Markus Heilmann bespricht am Beipiel von Rousseaus Autobiographie und Tiecks "Runenberg"-Novelle "Wirkliche" und "künstliche" Refugien am Ende der Aufklärung und verweist auf Rousseaus Verfahren, mit seiner "imagination riante" die mangelnde Wirklichkeit zu kompensieren und somit selbst "die Bastille als Refugium, als Ort beglückender, ungestörter Wirklichkeitserfahrung" (S. 75) zu nutzen.

Kurt Klooke behandelt Das Erzählen imaginärer Räume als Inszenierung von Erkenntnis am Beispiel von Italo Calvinos "Le città invisibili" mit Augenmerk auf die Funktion der Textorganisation für die Erkenntnisreise des Lesers selbst.
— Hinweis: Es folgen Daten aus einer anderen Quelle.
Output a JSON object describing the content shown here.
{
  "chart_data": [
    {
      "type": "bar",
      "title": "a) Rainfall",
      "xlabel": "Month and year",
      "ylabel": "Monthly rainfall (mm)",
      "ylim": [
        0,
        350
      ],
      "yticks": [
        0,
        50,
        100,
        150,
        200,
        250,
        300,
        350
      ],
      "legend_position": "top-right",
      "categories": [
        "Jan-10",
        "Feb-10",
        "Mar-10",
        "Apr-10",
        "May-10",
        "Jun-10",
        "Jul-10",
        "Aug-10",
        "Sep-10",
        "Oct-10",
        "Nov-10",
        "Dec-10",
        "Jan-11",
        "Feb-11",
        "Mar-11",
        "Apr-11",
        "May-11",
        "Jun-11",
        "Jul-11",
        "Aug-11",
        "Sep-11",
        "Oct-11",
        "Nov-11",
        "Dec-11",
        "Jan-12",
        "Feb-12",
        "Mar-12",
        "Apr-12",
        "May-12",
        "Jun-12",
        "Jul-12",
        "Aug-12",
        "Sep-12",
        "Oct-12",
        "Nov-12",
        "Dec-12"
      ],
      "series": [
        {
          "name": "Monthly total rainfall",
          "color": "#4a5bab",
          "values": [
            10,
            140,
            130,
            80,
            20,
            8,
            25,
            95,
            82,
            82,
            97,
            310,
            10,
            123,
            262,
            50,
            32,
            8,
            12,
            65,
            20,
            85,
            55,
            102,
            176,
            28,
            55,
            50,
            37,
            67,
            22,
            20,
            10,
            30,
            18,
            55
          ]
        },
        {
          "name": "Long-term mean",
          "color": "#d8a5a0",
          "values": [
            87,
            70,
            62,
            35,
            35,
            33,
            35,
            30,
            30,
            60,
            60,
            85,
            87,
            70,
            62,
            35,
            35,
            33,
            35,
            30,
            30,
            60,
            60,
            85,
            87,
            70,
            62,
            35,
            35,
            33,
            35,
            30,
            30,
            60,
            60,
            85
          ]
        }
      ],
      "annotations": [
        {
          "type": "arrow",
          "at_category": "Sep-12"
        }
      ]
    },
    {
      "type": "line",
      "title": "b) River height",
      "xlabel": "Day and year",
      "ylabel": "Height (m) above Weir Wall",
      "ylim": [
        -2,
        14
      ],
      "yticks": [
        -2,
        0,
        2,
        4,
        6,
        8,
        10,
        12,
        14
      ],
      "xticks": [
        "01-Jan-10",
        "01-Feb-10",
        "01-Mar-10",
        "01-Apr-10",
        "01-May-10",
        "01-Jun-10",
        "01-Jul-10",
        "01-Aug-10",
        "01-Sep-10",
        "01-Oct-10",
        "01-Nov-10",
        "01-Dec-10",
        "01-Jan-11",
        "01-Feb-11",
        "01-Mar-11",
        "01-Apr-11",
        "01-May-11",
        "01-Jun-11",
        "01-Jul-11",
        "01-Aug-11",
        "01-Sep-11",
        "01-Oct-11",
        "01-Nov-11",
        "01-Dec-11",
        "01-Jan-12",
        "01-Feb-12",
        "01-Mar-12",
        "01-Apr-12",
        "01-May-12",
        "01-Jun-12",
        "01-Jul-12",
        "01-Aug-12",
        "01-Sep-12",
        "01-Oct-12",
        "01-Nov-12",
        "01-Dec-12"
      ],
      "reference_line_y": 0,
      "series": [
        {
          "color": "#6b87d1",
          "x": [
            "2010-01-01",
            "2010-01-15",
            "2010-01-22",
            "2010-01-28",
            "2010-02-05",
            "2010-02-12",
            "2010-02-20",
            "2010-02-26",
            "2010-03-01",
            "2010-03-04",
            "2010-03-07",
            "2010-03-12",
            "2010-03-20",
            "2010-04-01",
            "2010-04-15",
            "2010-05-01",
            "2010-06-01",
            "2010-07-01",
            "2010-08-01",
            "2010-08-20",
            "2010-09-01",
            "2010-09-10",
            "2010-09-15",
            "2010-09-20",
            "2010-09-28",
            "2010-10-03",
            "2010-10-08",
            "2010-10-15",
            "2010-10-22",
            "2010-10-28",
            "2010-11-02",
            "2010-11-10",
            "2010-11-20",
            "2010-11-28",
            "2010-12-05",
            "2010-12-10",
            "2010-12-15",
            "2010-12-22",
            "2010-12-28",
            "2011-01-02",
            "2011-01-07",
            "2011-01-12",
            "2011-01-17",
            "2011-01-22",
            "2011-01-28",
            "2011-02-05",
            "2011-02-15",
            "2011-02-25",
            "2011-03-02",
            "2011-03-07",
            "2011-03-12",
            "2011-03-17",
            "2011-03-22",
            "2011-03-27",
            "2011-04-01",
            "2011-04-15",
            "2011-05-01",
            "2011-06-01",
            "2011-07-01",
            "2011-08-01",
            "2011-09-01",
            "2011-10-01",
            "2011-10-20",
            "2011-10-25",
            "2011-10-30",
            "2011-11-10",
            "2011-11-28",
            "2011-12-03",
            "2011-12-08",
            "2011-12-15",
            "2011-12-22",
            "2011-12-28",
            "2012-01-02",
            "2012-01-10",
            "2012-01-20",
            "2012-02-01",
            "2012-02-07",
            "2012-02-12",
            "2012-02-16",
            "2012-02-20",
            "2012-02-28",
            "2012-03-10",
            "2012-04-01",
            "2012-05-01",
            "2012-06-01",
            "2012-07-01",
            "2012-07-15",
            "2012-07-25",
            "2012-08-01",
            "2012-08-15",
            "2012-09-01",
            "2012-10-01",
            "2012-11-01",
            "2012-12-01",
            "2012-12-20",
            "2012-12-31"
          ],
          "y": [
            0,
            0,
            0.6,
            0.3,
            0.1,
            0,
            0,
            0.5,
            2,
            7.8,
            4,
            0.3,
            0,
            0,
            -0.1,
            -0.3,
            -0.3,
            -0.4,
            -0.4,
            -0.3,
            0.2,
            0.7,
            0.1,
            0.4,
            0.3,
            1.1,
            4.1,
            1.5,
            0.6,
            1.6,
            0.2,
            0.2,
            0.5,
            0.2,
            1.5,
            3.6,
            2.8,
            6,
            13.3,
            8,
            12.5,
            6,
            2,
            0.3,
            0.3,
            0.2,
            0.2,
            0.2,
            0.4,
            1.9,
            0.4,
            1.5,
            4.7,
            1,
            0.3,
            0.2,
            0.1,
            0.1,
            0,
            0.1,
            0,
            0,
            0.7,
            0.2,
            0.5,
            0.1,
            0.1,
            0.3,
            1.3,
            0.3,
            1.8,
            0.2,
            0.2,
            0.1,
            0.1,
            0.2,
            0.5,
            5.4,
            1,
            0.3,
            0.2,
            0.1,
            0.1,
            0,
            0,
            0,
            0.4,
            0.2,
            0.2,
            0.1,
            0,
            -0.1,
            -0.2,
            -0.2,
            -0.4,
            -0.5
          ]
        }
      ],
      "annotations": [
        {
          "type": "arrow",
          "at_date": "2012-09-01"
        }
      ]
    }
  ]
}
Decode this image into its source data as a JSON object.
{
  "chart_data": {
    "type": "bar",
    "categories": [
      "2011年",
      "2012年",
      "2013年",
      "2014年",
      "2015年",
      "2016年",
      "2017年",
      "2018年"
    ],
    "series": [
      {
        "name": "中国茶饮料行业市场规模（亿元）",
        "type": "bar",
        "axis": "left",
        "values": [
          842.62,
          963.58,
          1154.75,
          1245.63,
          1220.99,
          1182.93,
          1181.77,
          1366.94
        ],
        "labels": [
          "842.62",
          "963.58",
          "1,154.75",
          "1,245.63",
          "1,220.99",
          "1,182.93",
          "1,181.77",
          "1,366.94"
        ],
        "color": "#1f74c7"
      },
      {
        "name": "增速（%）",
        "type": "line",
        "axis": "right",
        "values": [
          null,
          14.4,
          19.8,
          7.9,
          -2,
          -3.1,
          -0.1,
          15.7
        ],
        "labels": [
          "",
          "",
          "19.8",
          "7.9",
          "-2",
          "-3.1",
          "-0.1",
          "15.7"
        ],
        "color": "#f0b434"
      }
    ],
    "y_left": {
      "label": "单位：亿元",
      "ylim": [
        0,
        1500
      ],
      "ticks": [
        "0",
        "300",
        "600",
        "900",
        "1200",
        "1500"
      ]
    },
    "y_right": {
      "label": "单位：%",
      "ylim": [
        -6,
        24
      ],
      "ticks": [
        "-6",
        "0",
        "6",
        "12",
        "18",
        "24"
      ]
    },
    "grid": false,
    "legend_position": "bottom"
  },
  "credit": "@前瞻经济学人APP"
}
Oliver Scheiding untersucht Tech-Lit und radikaler Konstruktivismus in William Gibsons Cyberspace-Trilogie. Scheiding erörtert die Flucht der Figuren Gibsons aus ihrer Wirklichkeit in den virtuellen Raum des Cyberspace und schlägt vor, Gibsons Texte "als Musterbeispiele des radikalen Konstruktivismus" zu lesen (S. 114). Der Vorschlag, sie als Hypertexte anzusehen, weil sie "links als Großschrift oder als kursive Textelemente" im Text aufweisen (S. 112), hieße allerdings, auf die sinnvolle Differenz dieses Begriffs zur herkömmlichen Intertextualiltät gedruckter Texte zu verzichten.

Georg Braungart geht unter dem Titel Die imaginären Räume des Leibes: Traumtheorien vor Freud auf Karl Albert Scherners Grundlegung der Traumtheorie und auf Scherners ersten Propagator Johannes Volkelt ein, der die Traumräume als virtuelle und zugleich höchst reale Räume des Ich und seines Leibes verstand.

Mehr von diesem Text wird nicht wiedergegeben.